‘Wat is het goede leven’ is al 2500 jaar een relevante vraag, maar hoe interessant zijn de verschillende antwoorden nog voor onze tijd? Zeer interessant, bewijst Paul van Tongeren.
Dit artikel is exclusief voor abonnees
‘Er waren wel slaven en koningen en krijgers en handwerkslieden. Maar er waren nog geen mensen.’ Het is een vreemde tijd waarop Paul van Tongeren terugkijkt, op de eerste cd van het luisterboek Geluk, deugd, plicht, keuze – 8 colleges over de geschiedenis van de ethiek, een gezamenlijke uitgave van de Radboud Universiteit Nijmegen en de Nijmeegse Boekhandel Roelants. Tot in de Archaïsche tijd (750-500 v. Chr.) bestaat nog geen ethiek, hoef je niet te vragen wat een mens tot een goed mens maakt. Een slaaf is niets anders dan zijn functie en dient zich overeenkomstig te gedragen, een goede koning handelt als een koning. Pas als de samenleving verandert – als de Griekse stadstaatjes door een Perzische invasiemacht worden belegerd, en koningen worden weggevoerd als slaven – blijken de oude normen niet meer toereikend.

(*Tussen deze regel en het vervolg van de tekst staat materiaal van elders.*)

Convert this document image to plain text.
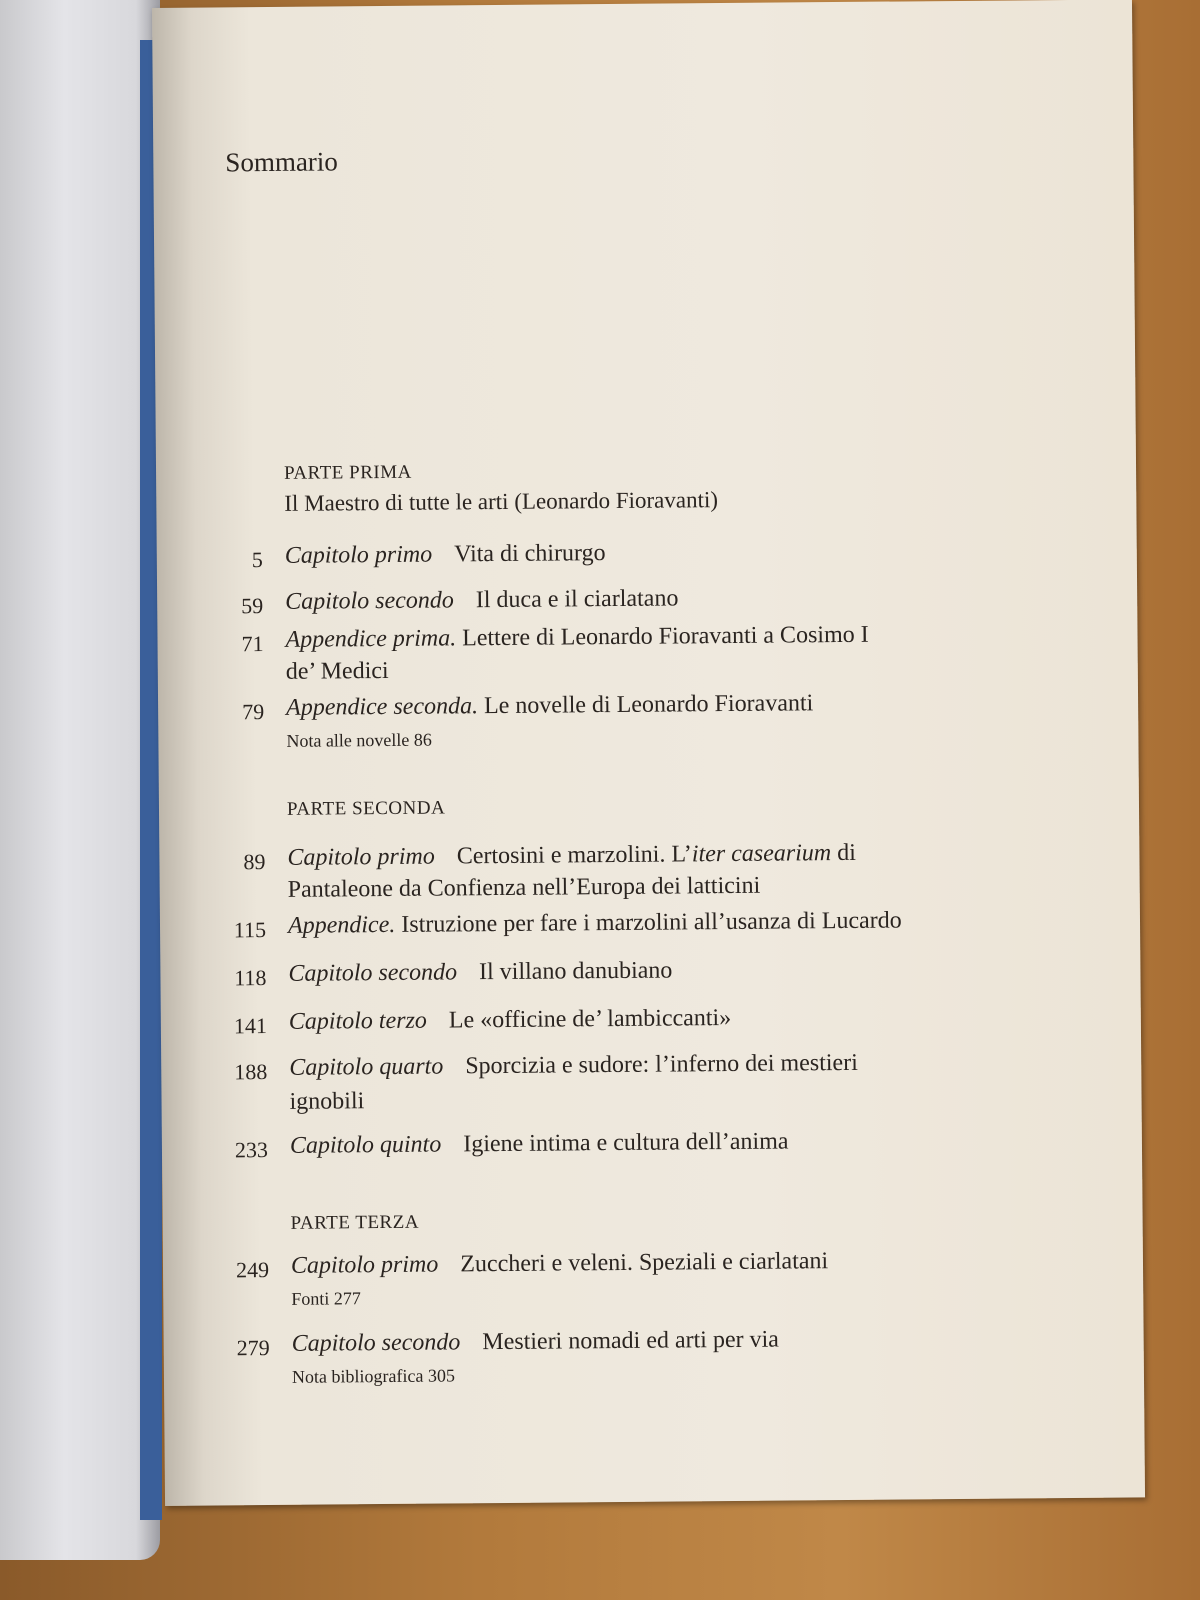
Sommario
PARTE PRIMA
Il Maestro di tutte le arti (Leonardo Fioravanti)
5 Capitolo primo Vita di chirurgo
59 Capitolo secondo Il duca e il ciarlatano
71 Appendice prima. Lettere di Leonardo Fioravanti a Cosimo I
de’ Medici
79 Appendice seconda. Le novelle di Leonardo Fioravanti
Nota alle novelle 86
PARTE SECONDA
89 Capitolo primo Certosini e marzolini. L’iter casearium di
Pantaleone da Confienza nell’Europa dei latticini
115 Appendice. Istruzione per fare i marzolini all’usanza di Lucardo
118 Capitolo secondo Il villano danubiano
141 Capitolo terzo Le «officine de’ lambiccanti»
188 Capitolo quarto Sporcizia e sudore: l’inferno dei mestieri
ignobili
233 Capitolo quinto Igiene intima e cultura dell’anima
PARTE TERZA
249 Capitolo primo Zuccheri e veleni. Speziali e ciarlatani
Fonti 277
279 Capitolo secondo Mestieri nomadi ed arti per via
Nota bibliografica 305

Volgens van Tongeren begint daar de ethiek: als mensen niet langer samenvallen met hun maatschappelijke functie, en het goede leven niet langer vanzelfsprekend is. In het klassieke tijdperk ontstaat de vraag: ‘Wat is het goede leven?’ Een lezingencyclus over dat onderwerp is de hoogleraar wijsgerige ethiek wel toevertrouwd. Het is niet de eerste keer dat Van Tongeren een publiek van niet-filosofen bereikt met een overzicht van de ethiek: Deugdelijk leven, zijn boek over Aristotelische deugden, was de afgelopen vier jaar examenstof voor zo’n tienduizend Vwo-leerlingen. Maar op Geluk, deugd, plicht, keuze vinden we niet alleen Aristotelische deugdenleer. Met zijn rustige vertelstem en onnadrukkelijk ritme zet Van Tongeren Plato’s invloed uiteen; Thomas van Aquino en Augustinus delen een schijf, en Kant krijgt er zelfs twee.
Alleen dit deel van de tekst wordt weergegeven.